With a team of nearly 150 scattered between the Boulder headquarters and a handful of satellite offices around the globe, Barnett says he can start “acting more like a CEO.”

“I’ve been down in the trenches for so long,” he says. “Now, I can talk about vision, product, marketing, at a high-level. I can see the forest, instead of swinging around on trees.”

For its future, Barnett sees the product as a platform. He likes the notion of “attachables” as a new category under the umbrella of wearables, dreaming up examples such as speakers, batteries and breathalyzers that could integrate with the phone’s hardware and software. The company recently released a car vent mount, and a wallet is slated for unveiling later in the year, as well as a variety of new styles and materials, from extensions of the Swarovski crystal collection to leathers, metals and faux snake skin – Barnett is a vegetarian and supporter of animal welfare initiatives.

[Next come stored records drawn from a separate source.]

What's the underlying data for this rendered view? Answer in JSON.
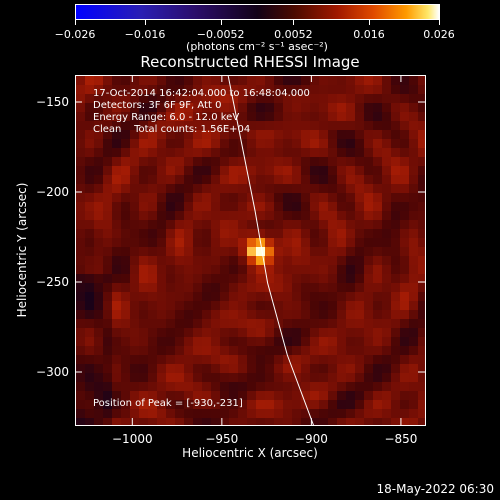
{
  "colorbar": {
    "ticks": [
      "−0.026",
      "−0.016",
      "−0.0052",
      "0.0052",
      "0.016",
      "0.026"
    ],
    "tick_values": [
      -0.026,
      -0.016,
      -0.0052,
      0.0052,
      0.016,
      0.026
    ],
    "units": "(photons cm⁻² s⁻¹ asec⁻²)"
  },
  "header": {
    "title": "Reconstructed RHESSI Image"
  },
  "info": {
    "time_range": "17-Oct-2014 16:42:04.000 to 16:48:04.000",
    "detectors": "Detectors: 3F 6F 9F, Att 0",
    "energy": "Energy Range: 6.0 - 12.0 keV",
    "clean": "Clean    Total counts: 1.56E+04",
    "peak": "Position of Peak = [-930,-231]"
  },
  "chart_data": {
    "type": "heatmap",
    "title": "Reconstructed RHESSI Image",
    "xlabel": "Heliocentric X (arcsec)",
    "ylabel": "Heliocentric Y (arcsec)",
    "xlim": [
      -1032,
      -836
    ],
    "ylim": [
      -330,
      -135
    ],
    "x_ticks": [
      -1000,
      -950,
      -900,
      -850
    ],
    "y_ticks": [
      -150,
      -200,
      -250,
      -300
    ],
    "x_tick_labels": [
      "−1000",
      "−950",
      "−900",
      "−850"
    ],
    "y_tick_labels": [
      "−150",
      "−200",
      "−250",
      "−300"
    ],
    "peak": {
      "x": -930,
      "y": -231
    },
    "limb_points": [
      [
        -947,
        -135
      ],
      [
        -940,
        -170
      ],
      [
        -932,
        -210
      ],
      [
        -925,
        -250
      ],
      [
        -914,
        -290
      ],
      [
        -899,
        -330
      ]
    ],
    "colormap": [
      "#0000ff",
      "#2b0d6a",
      "#120217",
      "#a01800",
      "#ff9a00",
      "#ffffff"
    ]
  },
  "footer": {
    "timestamp": "18-May-2022 06:30"
  }
}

Barnett says he believes his entrepreneurial accomplishments stem from his ability to remain calm amid chaos. “I’m a robot,” he says. “Ask my wife: I’m not one to stress easily.”

“Dave has always been someone I admire,” Zakin says. “He’s always been an entrepreneur. His purebrain power combined with the fact that he’s a good person – kind, ethical and fair. He uses his critical thinking to solve complex challenges. I think that’s his greatest strength.”

Again, we ask Barnett, are entrepreneurs born or made?

“Born,”

he says, without pause or further explanation.